If I want the letters to invoke deep magic I want to press other keys to tell the editor I want to do this.

I open files a lot. Everyday, very very rarely do I blindly start typing.

But when I find the place I want to start typing I don't want to have to remember that the editor expects me to tell it "I'm ready to start typing now."

Charlie Stross

@scimon @nat The default behaviour for "I ran this text editor on $somefile, what do I do now?" should be DON'T ALTER DATA. Back when Bill Joy invented vi in 1976 *almost nobody had used a visual editor before*. Nobody would have known what to expect.

The clear risk was that some idiot with root privs would encounter vi for the first time by typing "vi /etc/rc" or "vi /etc/fstab" and thereby ensure whackiness eventuated.

vi starting strictly in command mode avoided this hazard trivially.

@cstross @nat

Yeah, and I guess that made sense in the 70's when no one had used an editor like that. I get it.

But it's not the 70's anymore. The first time I opened vi in the late 90's it was not my first visual editor. It wasn't even in the first five different editors I'd used at that point.

And it threw me, and frankly I don't think I've ever forgiven it.

@scimon @nat I first used vi in the late eighties. Even by then, I'd used other editors.
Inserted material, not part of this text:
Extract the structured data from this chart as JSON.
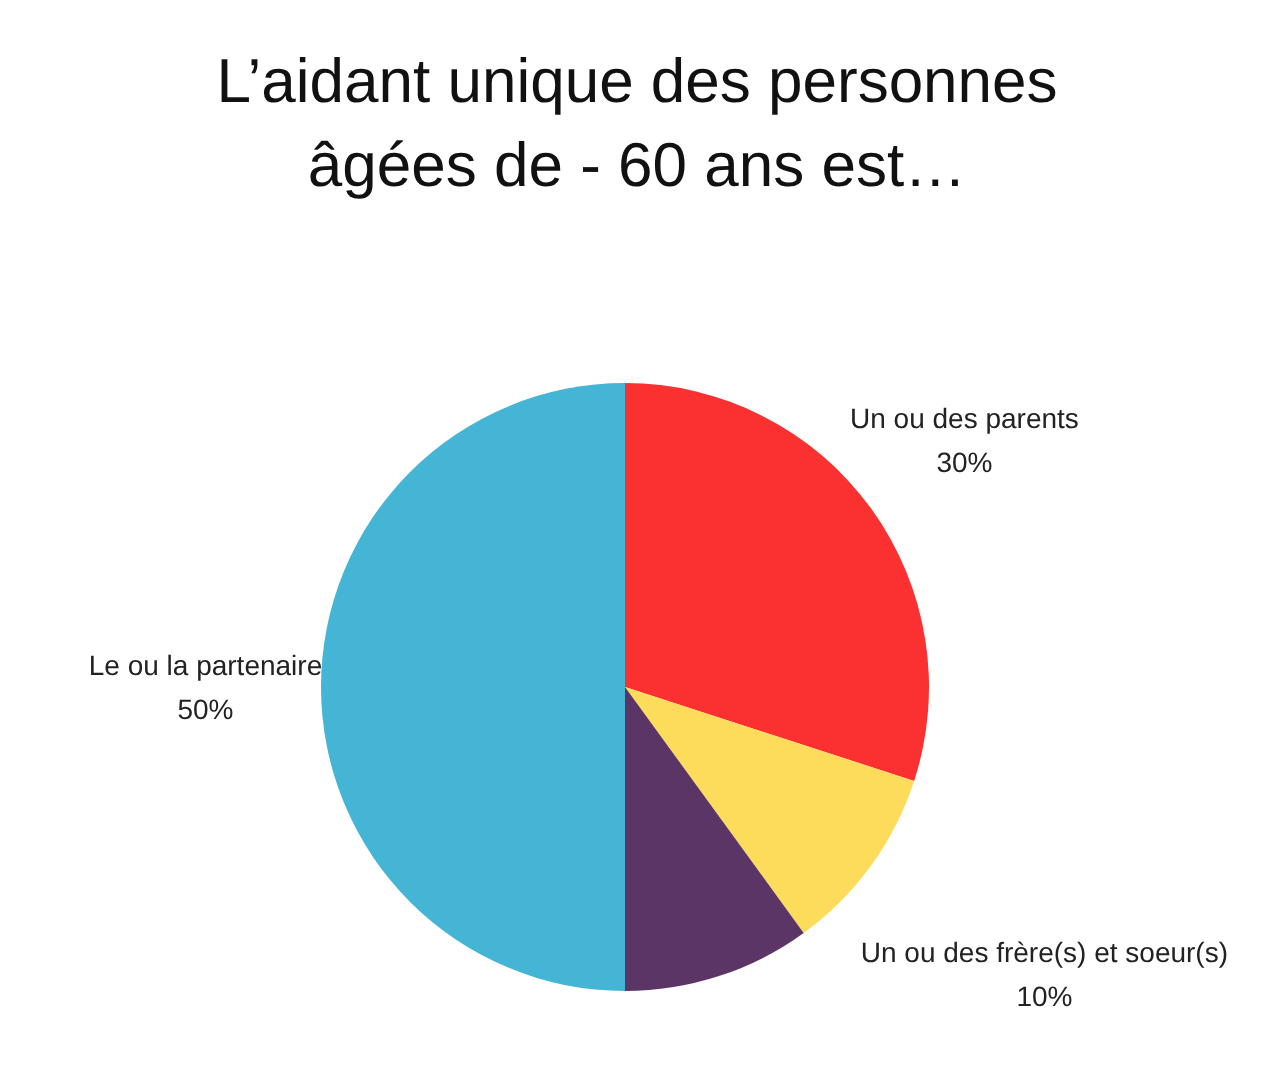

But I got over myself and got used to it. (emacs was just ridiculous: "eight megabytes and continuously swapping")

@cstross

I guess this is the great thing about the world it takes all sorts. :)

I'm sorry if my original post was too confrontational. It was early and I'd not had enough coffee.
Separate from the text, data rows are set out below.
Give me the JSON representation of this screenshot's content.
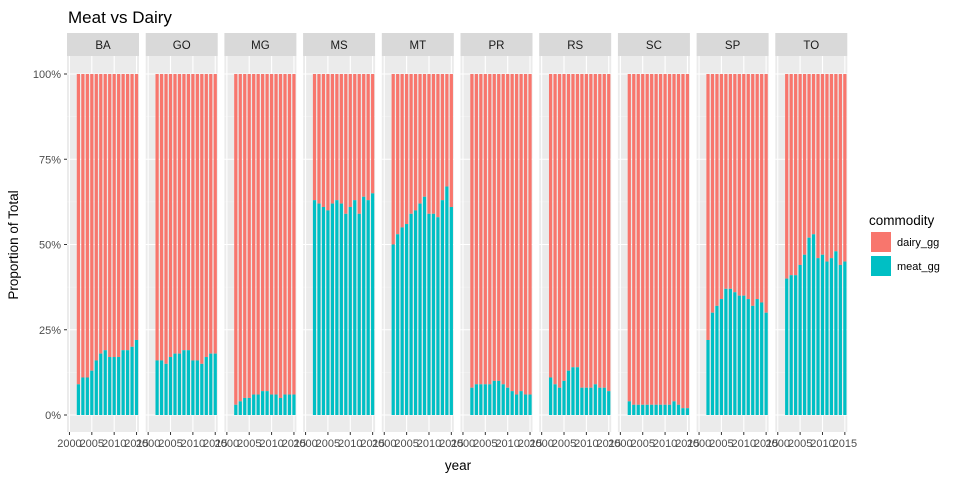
{
  "chart_data": {
    "type": "bar",
    "stacked": true,
    "position": "fill",
    "title": "Meat vs Dairy",
    "xlabel": "year",
    "ylabel": "Proportion of Total",
    "ylim": [
      0,
      1
    ],
    "y_ticks": [
      "0%",
      "25%",
      "50%",
      "75%",
      "100%"
    ],
    "y_tick_values": [
      0,
      0.25,
      0.5,
      0.75,
      1.0
    ],
    "x_ticks": [
      2000,
      2005,
      2010,
      2015
    ],
    "x_tick_labels": [
      "2000",
      "2005",
      "2010",
      "2015"
    ],
    "x": [
      2002,
      2003,
      2004,
      2005,
      2006,
      2007,
      2008,
      2009,
      2010,
      2011,
      2012,
      2013,
      2014,
      2015
    ],
    "legend": {
      "title": "commodity",
      "position": "right",
      "entries": [
        {
          "name": "dairy_gg",
          "color": "#F8766D"
        },
        {
          "name": "meat_gg",
          "color": "#00BFC4"
        }
      ]
    },
    "grid": true,
    "panels": [
      {
        "label": "BA",
        "meat_share": [
          0.09,
          0.11,
          0.11,
          0.13,
          0.16,
          0.18,
          0.19,
          0.17,
          0.17,
          0.17,
          0.19,
          0.19,
          0.2,
          0.22
        ]
      },
      {
        "label": "GO",
        "meat_share": [
          0.16,
          0.16,
          0.15,
          0.17,
          0.18,
          0.18,
          0.19,
          0.19,
          0.16,
          0.16,
          0.15,
          0.17,
          0.18,
          0.18
        ]
      },
      {
        "label": "MG",
        "meat_share": [
          0.03,
          0.04,
          0.05,
          0.05,
          0.06,
          0.06,
          0.07,
          0.07,
          0.06,
          0.06,
          0.05,
          0.06,
          0.06,
          0.06
        ]
      },
      {
        "label": "MS",
        "meat_share": [
          0.63,
          0.62,
          0.61,
          0.6,
          0.62,
          0.63,
          0.62,
          0.59,
          0.61,
          0.63,
          0.59,
          0.64,
          0.63,
          0.65
        ]
      },
      {
        "label": "MT",
        "meat_share": [
          0.5,
          0.53,
          0.55,
          0.56,
          0.59,
          0.6,
          0.62,
          0.64,
          0.59,
          0.59,
          0.58,
          0.63,
          0.67,
          0.61
        ]
      },
      {
        "label": "PR",
        "meat_share": [
          0.08,
          0.09,
          0.09,
          0.09,
          0.09,
          0.1,
          0.1,
          0.09,
          0.08,
          0.07,
          0.06,
          0.07,
          0.06,
          0.06
        ]
      },
      {
        "label": "RS",
        "meat_share": [
          0.11,
          0.09,
          0.08,
          0.1,
          0.13,
          0.14,
          0.14,
          0.08,
          0.08,
          0.08,
          0.09,
          0.08,
          0.08,
          0.07
        ]
      },
      {
        "label": "SC",
        "meat_share": [
          0.04,
          0.03,
          0.03,
          0.03,
          0.03,
          0.03,
          0.03,
          0.03,
          0.03,
          0.03,
          0.04,
          0.03,
          0.02,
          0.02
        ]
      },
      {
        "label": "SP",
        "meat_share": [
          0.22,
          0.3,
          0.32,
          0.34,
          0.37,
          0.37,
          0.36,
          0.35,
          0.35,
          0.34,
          0.32,
          0.34,
          0.33,
          0.3
        ]
      },
      {
        "label": "TO",
        "meat_share": [
          0.4,
          0.41,
          0.41,
          0.44,
          0.47,
          0.52,
          0.53,
          0.46,
          0.47,
          0.45,
          0.46,
          0.48,
          0.44,
          0.45
        ]
      }
    ]
  }
}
@scimon @cstross regardless of how it got there, vim fits the way my brain works today (and I came to it from TextMate, which was non-modal and extremely chord-happy). It's initially very weird, but after giving it some time (and a lot of handholding from my pair partner) I realized that calling it "normal mode" is a huge clue that Something Important Is Here :) For the vast majority of my workflow, I'm just moving around; typing entire words one character at a time is the exception.

@geeksam

I am very happy you have found your happy place.

@scimon "how do you know if someone is a vim user?" "Don't worry about it, they'll tell you!" 😂

@geeksam

Not going to lie.

Despite 30 years as a software developer this whole conversation always brings up my imposter syndrome.
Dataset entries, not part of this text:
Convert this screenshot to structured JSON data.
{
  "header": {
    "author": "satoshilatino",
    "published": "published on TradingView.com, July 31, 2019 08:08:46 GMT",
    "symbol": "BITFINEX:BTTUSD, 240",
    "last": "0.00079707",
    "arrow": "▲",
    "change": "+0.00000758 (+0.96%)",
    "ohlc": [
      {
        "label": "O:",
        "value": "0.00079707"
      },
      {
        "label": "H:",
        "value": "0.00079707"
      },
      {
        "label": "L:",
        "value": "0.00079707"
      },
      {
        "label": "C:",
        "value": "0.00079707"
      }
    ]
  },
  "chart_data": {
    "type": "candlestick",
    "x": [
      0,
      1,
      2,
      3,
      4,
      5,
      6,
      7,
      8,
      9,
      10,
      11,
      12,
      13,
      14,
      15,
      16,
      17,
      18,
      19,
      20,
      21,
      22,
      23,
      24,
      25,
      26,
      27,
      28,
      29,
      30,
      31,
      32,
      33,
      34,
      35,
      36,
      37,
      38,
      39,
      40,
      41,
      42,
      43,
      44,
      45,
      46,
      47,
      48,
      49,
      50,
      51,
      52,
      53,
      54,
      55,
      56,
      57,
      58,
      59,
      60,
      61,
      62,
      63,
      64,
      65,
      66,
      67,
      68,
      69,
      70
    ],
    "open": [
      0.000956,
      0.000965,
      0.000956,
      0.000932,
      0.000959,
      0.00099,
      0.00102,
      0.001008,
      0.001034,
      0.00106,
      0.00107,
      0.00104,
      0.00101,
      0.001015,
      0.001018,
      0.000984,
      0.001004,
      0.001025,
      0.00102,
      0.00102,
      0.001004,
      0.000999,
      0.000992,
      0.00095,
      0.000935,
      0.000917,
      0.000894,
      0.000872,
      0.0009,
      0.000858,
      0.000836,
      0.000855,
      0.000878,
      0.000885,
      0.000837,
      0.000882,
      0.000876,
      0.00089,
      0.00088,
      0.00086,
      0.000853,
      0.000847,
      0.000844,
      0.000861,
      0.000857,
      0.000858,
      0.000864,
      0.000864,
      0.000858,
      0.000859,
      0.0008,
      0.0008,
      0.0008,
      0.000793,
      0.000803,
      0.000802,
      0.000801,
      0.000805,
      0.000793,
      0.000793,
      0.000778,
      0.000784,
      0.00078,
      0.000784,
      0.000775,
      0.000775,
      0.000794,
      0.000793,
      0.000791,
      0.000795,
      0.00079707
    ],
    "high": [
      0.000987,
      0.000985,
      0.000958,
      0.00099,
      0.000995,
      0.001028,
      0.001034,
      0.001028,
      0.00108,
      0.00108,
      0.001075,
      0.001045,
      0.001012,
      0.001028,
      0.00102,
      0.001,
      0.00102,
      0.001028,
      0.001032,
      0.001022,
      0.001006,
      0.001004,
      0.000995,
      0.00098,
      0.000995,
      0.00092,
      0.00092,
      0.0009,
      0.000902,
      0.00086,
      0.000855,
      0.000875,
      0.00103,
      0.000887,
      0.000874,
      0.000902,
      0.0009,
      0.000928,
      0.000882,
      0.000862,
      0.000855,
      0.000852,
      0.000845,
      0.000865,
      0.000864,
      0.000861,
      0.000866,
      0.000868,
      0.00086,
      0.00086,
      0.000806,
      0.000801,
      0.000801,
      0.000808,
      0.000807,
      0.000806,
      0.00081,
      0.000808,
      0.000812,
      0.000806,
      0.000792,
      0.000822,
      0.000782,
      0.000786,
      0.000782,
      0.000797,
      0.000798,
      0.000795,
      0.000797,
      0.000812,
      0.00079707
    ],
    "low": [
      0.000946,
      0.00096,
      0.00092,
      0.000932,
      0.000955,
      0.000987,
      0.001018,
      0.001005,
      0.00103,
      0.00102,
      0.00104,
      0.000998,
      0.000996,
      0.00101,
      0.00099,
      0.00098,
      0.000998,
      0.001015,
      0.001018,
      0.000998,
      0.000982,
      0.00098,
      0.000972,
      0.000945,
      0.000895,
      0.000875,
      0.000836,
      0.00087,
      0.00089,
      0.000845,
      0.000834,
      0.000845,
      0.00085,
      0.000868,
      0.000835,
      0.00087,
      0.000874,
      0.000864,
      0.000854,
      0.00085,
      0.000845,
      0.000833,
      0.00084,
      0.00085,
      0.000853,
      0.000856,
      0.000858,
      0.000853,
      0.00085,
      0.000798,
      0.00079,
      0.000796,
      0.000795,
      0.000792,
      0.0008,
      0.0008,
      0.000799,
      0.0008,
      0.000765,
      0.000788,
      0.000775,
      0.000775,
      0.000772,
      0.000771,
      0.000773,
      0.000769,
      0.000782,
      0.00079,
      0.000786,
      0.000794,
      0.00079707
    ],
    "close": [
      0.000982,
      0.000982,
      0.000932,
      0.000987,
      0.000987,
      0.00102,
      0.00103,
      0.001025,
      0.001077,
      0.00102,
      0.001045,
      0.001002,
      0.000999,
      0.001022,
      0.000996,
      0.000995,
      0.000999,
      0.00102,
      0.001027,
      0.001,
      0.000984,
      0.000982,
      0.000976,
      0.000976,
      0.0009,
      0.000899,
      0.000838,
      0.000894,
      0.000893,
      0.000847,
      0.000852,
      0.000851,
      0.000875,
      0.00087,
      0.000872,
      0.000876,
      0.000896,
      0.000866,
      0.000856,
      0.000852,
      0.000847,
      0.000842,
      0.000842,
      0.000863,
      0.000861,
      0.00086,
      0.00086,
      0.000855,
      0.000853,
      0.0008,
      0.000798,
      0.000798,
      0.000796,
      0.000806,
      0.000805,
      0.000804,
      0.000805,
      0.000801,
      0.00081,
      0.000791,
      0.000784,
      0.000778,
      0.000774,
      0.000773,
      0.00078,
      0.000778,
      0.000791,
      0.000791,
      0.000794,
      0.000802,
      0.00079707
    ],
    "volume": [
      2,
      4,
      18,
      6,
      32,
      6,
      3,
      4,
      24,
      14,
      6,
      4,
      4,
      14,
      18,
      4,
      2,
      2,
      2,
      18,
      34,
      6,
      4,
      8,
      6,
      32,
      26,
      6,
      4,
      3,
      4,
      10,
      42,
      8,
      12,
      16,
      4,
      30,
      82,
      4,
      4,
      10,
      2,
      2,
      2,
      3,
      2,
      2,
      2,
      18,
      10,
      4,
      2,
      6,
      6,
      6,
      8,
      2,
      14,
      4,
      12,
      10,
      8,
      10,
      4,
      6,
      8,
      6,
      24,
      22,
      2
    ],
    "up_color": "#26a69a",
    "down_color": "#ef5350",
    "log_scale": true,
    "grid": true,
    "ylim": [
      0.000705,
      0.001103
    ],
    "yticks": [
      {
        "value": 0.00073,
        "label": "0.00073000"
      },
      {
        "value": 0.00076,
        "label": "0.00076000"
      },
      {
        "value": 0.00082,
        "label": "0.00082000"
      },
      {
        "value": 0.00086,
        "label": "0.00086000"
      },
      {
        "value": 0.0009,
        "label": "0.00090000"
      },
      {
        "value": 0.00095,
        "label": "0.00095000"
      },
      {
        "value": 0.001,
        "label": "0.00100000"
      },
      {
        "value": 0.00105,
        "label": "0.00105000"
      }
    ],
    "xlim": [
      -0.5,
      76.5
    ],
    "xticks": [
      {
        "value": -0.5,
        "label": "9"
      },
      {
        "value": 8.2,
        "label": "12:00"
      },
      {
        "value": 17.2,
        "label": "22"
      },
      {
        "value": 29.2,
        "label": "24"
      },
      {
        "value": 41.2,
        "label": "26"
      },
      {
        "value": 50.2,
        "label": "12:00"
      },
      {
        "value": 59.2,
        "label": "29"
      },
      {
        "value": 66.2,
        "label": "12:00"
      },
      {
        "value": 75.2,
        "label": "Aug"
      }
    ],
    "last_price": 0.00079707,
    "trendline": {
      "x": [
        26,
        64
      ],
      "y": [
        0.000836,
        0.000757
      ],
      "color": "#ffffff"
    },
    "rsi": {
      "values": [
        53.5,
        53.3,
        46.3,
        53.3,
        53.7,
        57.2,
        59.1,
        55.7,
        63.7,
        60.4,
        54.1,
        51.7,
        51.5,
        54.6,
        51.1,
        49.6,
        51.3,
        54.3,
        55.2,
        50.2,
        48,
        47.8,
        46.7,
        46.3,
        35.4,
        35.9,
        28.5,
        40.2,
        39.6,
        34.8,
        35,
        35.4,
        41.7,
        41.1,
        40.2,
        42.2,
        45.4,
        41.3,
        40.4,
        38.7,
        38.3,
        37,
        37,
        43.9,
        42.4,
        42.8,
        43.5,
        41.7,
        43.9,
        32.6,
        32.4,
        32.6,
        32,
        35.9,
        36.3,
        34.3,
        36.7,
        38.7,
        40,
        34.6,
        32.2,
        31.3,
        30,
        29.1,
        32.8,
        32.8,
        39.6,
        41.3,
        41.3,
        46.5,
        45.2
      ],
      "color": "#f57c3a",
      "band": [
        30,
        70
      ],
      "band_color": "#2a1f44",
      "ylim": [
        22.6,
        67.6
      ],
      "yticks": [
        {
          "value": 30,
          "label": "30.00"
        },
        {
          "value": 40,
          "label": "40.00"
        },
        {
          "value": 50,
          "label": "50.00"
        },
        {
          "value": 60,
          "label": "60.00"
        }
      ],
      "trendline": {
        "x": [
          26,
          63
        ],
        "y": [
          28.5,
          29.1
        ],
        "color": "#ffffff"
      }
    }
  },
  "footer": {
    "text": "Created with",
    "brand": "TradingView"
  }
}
I really wish I'd just kept my mouth shut.

@scimon I'm sorry to hear it. LMK if you'd ever like a gentle guided tour of vim (and it is perfectly acceptable to never want that; despite our Conversion Experience, some of us do recognize that it isn't for everyone!) 🖤

@geeksam @scimon

Yeah, it's important to allow for preference. Not all preference is equal (deciding to type with one hand tied, or declaring people who learn touch-typing to be hopeless dorks is unlikely a good sign), but in today's editor landscape there are a lot of ways to achieve a productive setup.

Giving something a spin is generally good, though. That's how I learned Pike's `acme` editor is the opposite of what I want. :)

@cstross @scimon @nat Most editors handle that by never automatically saving, and asking if you want to save before quitting. They also make quitting easier, and quitting those editors involves keystrokes that are distinct from the keystrokes used to enter text in the editor.